In Early September we had the pleasure and honor of conducting a telemedicine training event as a pre-session course before the Congreso de Telesalud Región de las Américas 2014 that was held in Nuevo Leon, Mexico. Dr. Pedro Ramos extended the invitation to us and he and his associates welcomed us with open arms and made our visit quite enjoyable. Four representatives of the Arizona Telemedicine Program (ATP) and Southwest Telehealth Resource Center (SWTRC) traveled to Monterrey, Nuevo León, Mexico to train a group of healthcare providers, share information and ideas, and learn about telemedicine programs in our neighboring country.

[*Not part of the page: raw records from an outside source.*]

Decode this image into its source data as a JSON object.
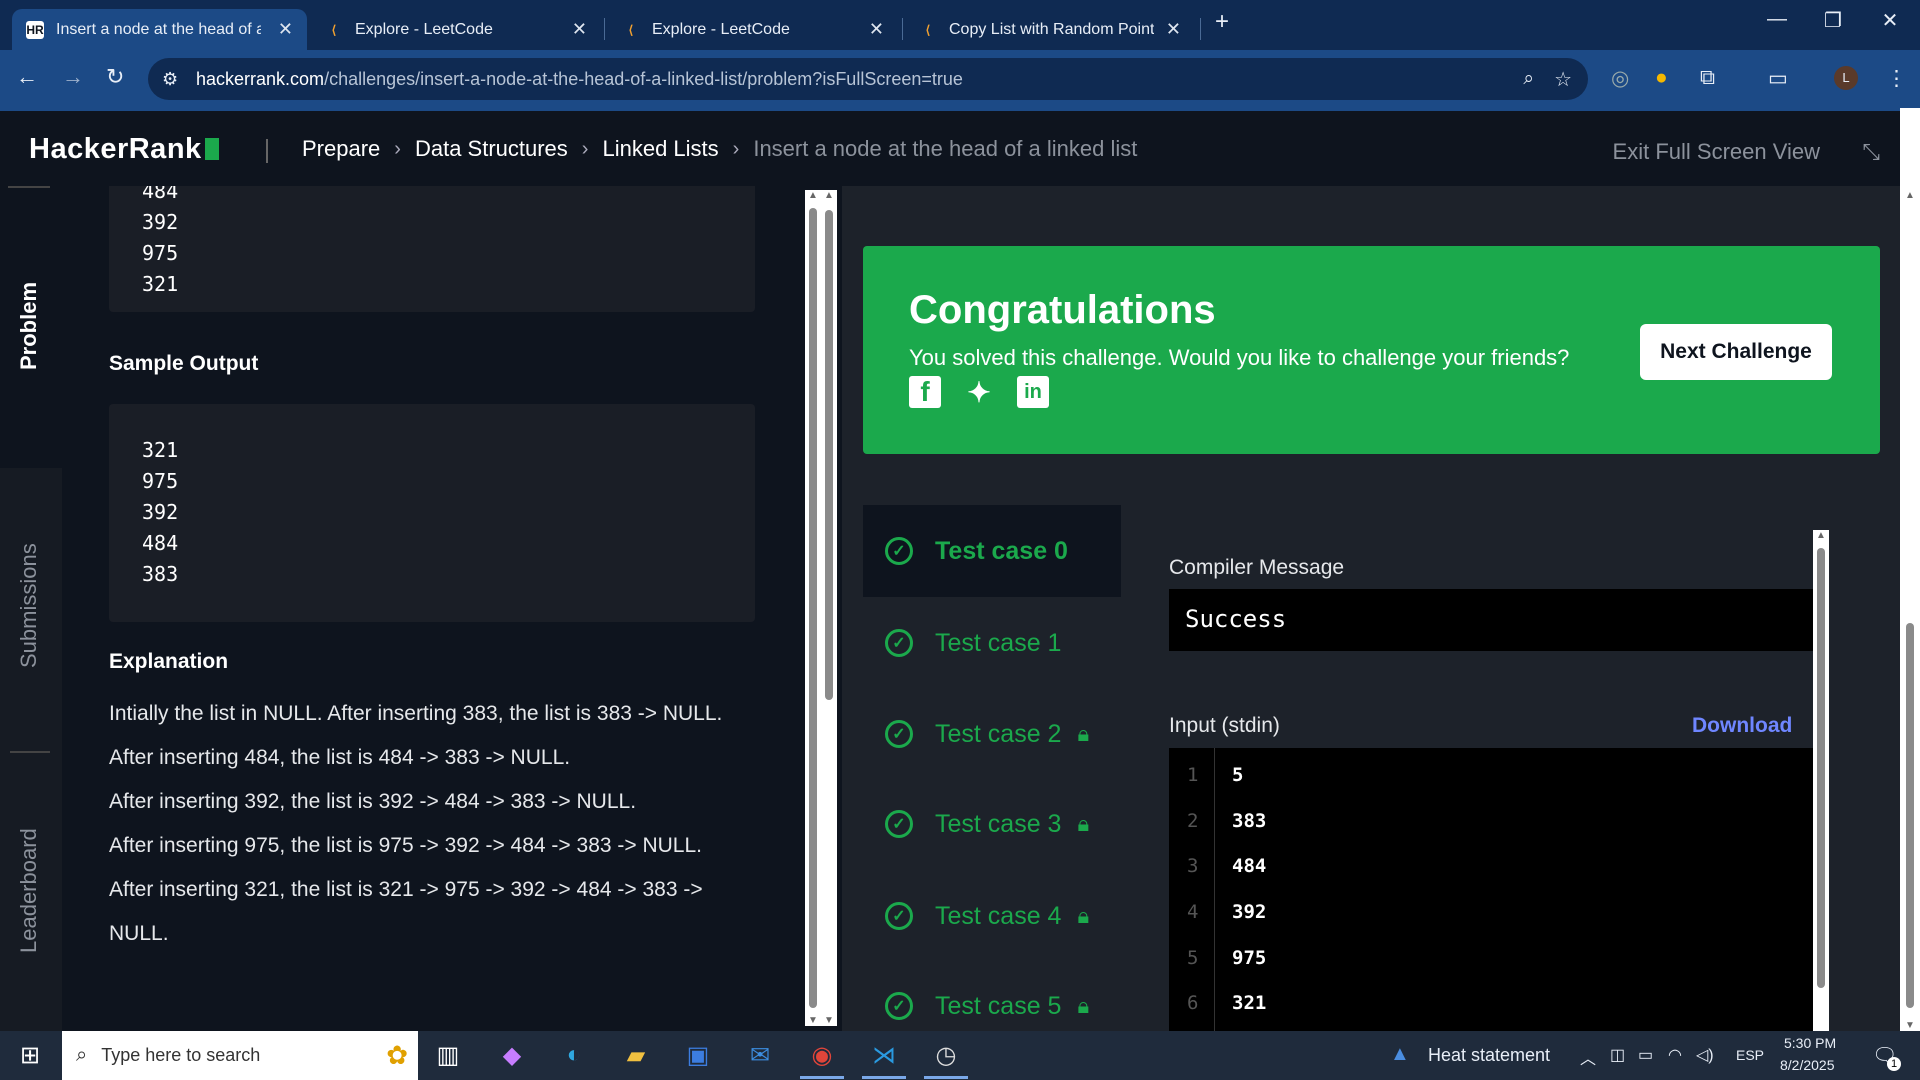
{
  "tabs": [
    {
      "title": "Insert a node at the head of a li",
      "favicon": "HR"
    },
    {
      "title": "Explore - LeetCode",
      "favicon": "leetcode-icon"
    },
    {
      "title": "Explore - LeetCode",
      "favicon": "leetcode-icon"
    },
    {
      "title": "Copy List with Random Pointer",
      "favicon": "leetcode-icon"
    }
  ],
  "address": {
    "domain": "hackerrank.com",
    "path": "/challenges/insert-a-node-at-the-head-of-a-linked-list/problem?isFullScreen=true"
  },
  "header": {
    "logo": "HackerRank",
    "crumbs": [
      "Prepare",
      "Data Structures",
      "Linked Lists"
    ],
    "current": "Insert a node at the head of a linked list",
    "exit_label": "Exit Full Screen View"
  },
  "sidenav": {
    "problem": "Problem",
    "submissions": "Submissions",
    "leaderboard": "Leaderboard"
  },
  "problem": {
    "input_tail": [
      "484",
      "392",
      "975",
      "321"
    ],
    "sample_output_title": "Sample Output",
    "sample_output": [
      "321",
      "975",
      "392",
      "484",
      "383"
    ],
    "explanation_title": "Explanation",
    "explanation": [
      "Intially the list in NULL. After inserting 383, the list is 383 -> NULL.",
      "After inserting 484, the list is 484 -> 383 -> NULL.",
      "After inserting 392, the list is 392 -> 484 -> 383 -> NULL.",
      "After inserting 975, the list is 975 -> 392 -> 484 -> 383 -> NULL.",
      "After inserting 321, the list is 321 -> 975 -> 392 -> 484 -> 383 ->",
      "NULL."
    ]
  },
  "result": {
    "title": "Congratulations",
    "subtitle": "You solved this challenge. Would you like to challenge your friends?",
    "next_label": "Next Challenge",
    "test_cases": [
      "Test case 0",
      "Test case 1",
      "Test case 2",
      "Test case 3",
      "Test case 4",
      "Test case 5"
    ],
    "compiler_label": "Compiler Message",
    "compiler_message": "Success",
    "input_label": "Input (stdin)",
    "download_label": "Download",
    "stdin_lines": [
      {
        "n": "1",
        "v": "5"
      },
      {
        "n": "2",
        "v": "383"
      },
      {
        "n": "3",
        "v": "484"
      },
      {
        "n": "4",
        "v": "392"
      },
      {
        "n": "5",
        "v": "975"
      },
      {
        "n": "6",
        "v": "321"
      }
    ]
  },
  "taskbar": {
    "search_placeholder": "Type here to search",
    "weather": "Heat statement",
    "lang": "ESP",
    "time": "5:30 PM",
    "date": "8/2/2025",
    "notif_count": "1"
  },
  "colors": {
    "accent": "#1ba94c",
    "chrome": "#1c4a86",
    "bg": "#0e141e",
    "link": "#6f86ff"
  }
}
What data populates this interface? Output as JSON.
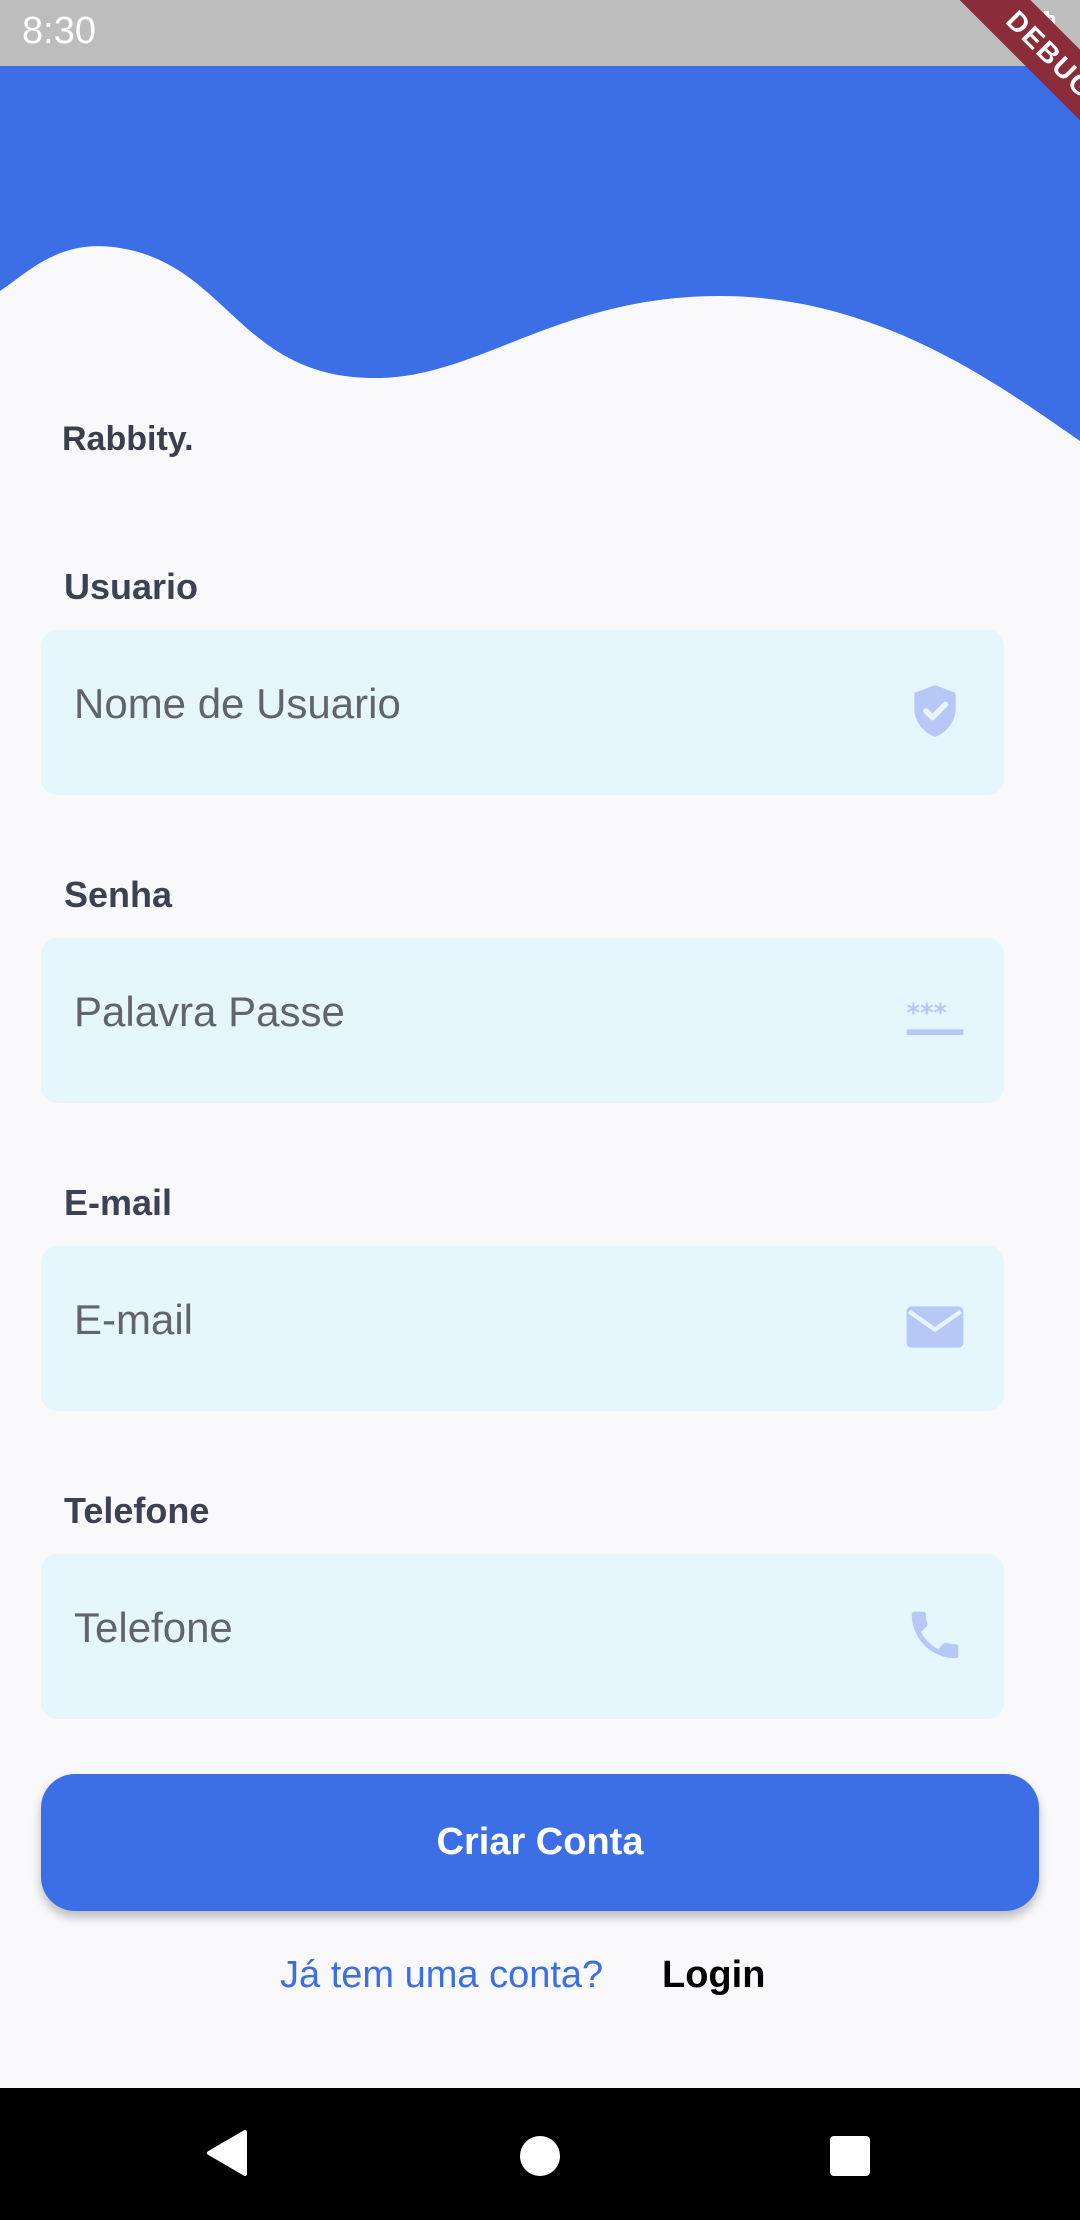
{
  "status": {
    "time": "8:30"
  },
  "debug_banner": "DEBUG",
  "cut_off_text": "Rabbity.",
  "fields": [
    {
      "label": "Usuario",
      "placeholder": "Nome de Usuario",
      "icon": "shield-check-icon"
    },
    {
      "label": "Senha",
      "placeholder": "Palavra Passe",
      "icon": "password-icon"
    },
    {
      "label": "E-mail",
      "placeholder": "E-mail",
      "icon": "mail-icon"
    },
    {
      "label": "Telefone",
      "placeholder": "Telefone",
      "icon": "phone-icon"
    }
  ],
  "actions": {
    "create_account": "Criar Conta",
    "have_account": "Já tem uma conta?",
    "login": "Login"
  },
  "colors": {
    "primary": "#3c6ee6",
    "field_bg": "#e6f6fd",
    "icon": "#b8c8f6"
  }
}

We had previously offered training and consultation to telemedicine programs in other countries, but this was the first time we were asked to bring our expertise to Mexico. Course directors were Elizabeth Krupinski, PhD Director of the Southwest Telehealth Resource Center (SWTRC) and Associate Director of Assessment for the Arizona Telemedicine Program (ATP) Kristine Erps ATP Associate Director for Administration; Janet Major ATP Associate Director of Facilities; and Pete Yonsetto ATP Network Engineer.
There were over 80 attendees and we covered a wide variety of topics from basic technology to clinical applications and business/sustainability issues. Of high interest to the audience was a demonstration of some of the easy to use and portable technologies for telemedicine that we brought with us. For us the most exciting part was the question and answer period. We had set aside 30 minutes but it lasted an hour and could have gone on even longer! The questions were insightful, covered a wide variety of topics and really showed the sophistication of some of the telemedicine efforts in the various Mexican states. The need as in so many countries is so great and once again telemedicine is paving the way to improve healthcare of all people no matter where they live and no matter their circumstances or medical conditions.
It was a very exciting opportunity for us as Mexico is rapidly adopting telemedicine, in some places more than others. The challenges they face are the same challenges that we face: reaching out to different populations, and reaching out to very rural areas. This was especially evident at the Congreso itself which we had the opportunity to attend the next day and give a talk at on “Human Factors in Telemedicine”. Although we were only able to stay for that one morning, the interest in telemedicine and the variety and extent of programs in Mexico and the rest of Latin America was inspiring!